The Warlock of Herthmoor
Some years ago, the isolated village of Herthmoor suffered under a series of brutal witch hunts triggered when several families had children born with the “many-limbed curse”. Because some of the local farmers had recently complained to the Baron in a dispute over a local stream, the superstitious locals concluded that a curse had been placed on them by one of the losing parties in the suit.
A locally-noted “witch finder”, Gudrun Gagensdottir, was summoned to investigate. Known for her relentless pursuit of demonolatry, this methodical beldame soon found evidence that locals had been trafficking with demonic forces. Some of the losing parties in the water dispute had been heard to utter dire threats while in the local pub’s common room; these threats became the starting point of the elderly witch-finder’s investigation. Although local laws limited torture, requiring prior authorization from the Baron, he permitted the investigators to “put the question” to the locals, as they were clearly refusing to cooperate. Faced with “mild” torture, the farmers soon began to accuse each other of all sorts of fiendish behavior.
Shocked by their tales of maledictions and demonic sacrifices, the witch-finder soon concluded that a “Master Warlock” was responsible for these horrific occult activities: Dolkin Paler, the elderly patriarch of one of the local families. Faced with torture, he quickly admitted to preserving his life through sinister rituals and was found guilty of the curse that had stricken the villagers. After the decrepit elder refused to remove “his” curse, claiming he couldn’t, the old man was disemboweled as penalty for his demonolatry.

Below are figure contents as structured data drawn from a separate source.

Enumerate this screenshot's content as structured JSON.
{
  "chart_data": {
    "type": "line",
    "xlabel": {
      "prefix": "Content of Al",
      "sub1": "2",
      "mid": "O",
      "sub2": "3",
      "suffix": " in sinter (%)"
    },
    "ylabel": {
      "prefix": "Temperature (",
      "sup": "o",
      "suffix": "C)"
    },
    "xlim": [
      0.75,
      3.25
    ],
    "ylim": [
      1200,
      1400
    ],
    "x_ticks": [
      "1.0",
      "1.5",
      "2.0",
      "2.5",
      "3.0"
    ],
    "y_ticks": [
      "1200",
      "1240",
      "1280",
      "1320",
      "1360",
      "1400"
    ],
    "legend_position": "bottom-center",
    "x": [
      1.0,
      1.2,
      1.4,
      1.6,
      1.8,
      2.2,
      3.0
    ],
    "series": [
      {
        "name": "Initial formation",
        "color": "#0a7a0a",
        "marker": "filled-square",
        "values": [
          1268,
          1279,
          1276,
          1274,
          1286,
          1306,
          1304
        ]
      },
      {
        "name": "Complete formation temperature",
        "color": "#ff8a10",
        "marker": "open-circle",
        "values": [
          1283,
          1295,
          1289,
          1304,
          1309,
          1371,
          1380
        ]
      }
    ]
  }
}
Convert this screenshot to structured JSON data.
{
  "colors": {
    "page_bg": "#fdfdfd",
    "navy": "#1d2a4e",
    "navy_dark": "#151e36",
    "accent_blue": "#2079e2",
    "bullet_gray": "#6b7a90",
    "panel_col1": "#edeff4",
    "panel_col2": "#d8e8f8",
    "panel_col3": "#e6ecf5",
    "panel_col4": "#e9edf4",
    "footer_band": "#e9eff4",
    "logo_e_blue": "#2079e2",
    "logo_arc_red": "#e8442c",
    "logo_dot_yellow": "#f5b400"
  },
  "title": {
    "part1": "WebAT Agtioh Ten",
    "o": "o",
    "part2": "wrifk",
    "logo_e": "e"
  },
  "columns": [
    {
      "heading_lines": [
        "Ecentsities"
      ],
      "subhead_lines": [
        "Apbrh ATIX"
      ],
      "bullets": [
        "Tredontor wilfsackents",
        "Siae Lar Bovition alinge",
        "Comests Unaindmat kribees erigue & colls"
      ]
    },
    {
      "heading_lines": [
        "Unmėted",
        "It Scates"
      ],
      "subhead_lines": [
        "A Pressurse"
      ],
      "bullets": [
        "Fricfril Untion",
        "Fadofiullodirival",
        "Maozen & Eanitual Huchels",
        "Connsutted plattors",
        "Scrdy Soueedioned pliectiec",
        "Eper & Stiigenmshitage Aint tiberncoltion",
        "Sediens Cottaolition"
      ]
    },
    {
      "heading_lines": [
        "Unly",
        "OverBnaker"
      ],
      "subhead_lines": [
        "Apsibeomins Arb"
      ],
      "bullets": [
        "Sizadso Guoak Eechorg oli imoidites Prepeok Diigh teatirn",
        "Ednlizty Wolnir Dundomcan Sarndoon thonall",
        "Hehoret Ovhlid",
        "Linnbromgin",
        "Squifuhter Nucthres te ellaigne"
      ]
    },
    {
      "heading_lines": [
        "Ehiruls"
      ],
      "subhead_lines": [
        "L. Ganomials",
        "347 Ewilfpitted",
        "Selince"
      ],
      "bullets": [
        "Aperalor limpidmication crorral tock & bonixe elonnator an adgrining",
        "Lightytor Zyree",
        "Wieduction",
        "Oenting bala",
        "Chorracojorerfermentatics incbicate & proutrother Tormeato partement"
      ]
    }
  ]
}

Although other villagers were implicated in old Dolkin’s coven, few were interested in pursuing further trials after the man’s gruesome execution. Several other villagers were quietly forced to leave the area, their homes and property forfeit. The tales do not indicate what befell the many-handed children, but it can be assumed that they were not permitted to live.
The Many-Handed Outcasts
Polimanides often live alone, living as herdsmen, woodcutters, and other humble occupations. In some areas, they are customarily given the most dangerous and grueling tasks, working as miners, fishermen, or stonecutters. They spend little time with the “normal” members of their community and appear to prefer that.
In other areas, these folk are more common. A few towns have small ghettoes of the many-handed folk. In these places, they are often prohibited from speaking with the rest of the population unless spoken to first; some superstitious and intolerant townsfolk even fear that their “contaminating” touch can cause a woman to bear one of “their kind”. In these places, they are not allowed to eat with “normal folk” or even draw water from the same wells.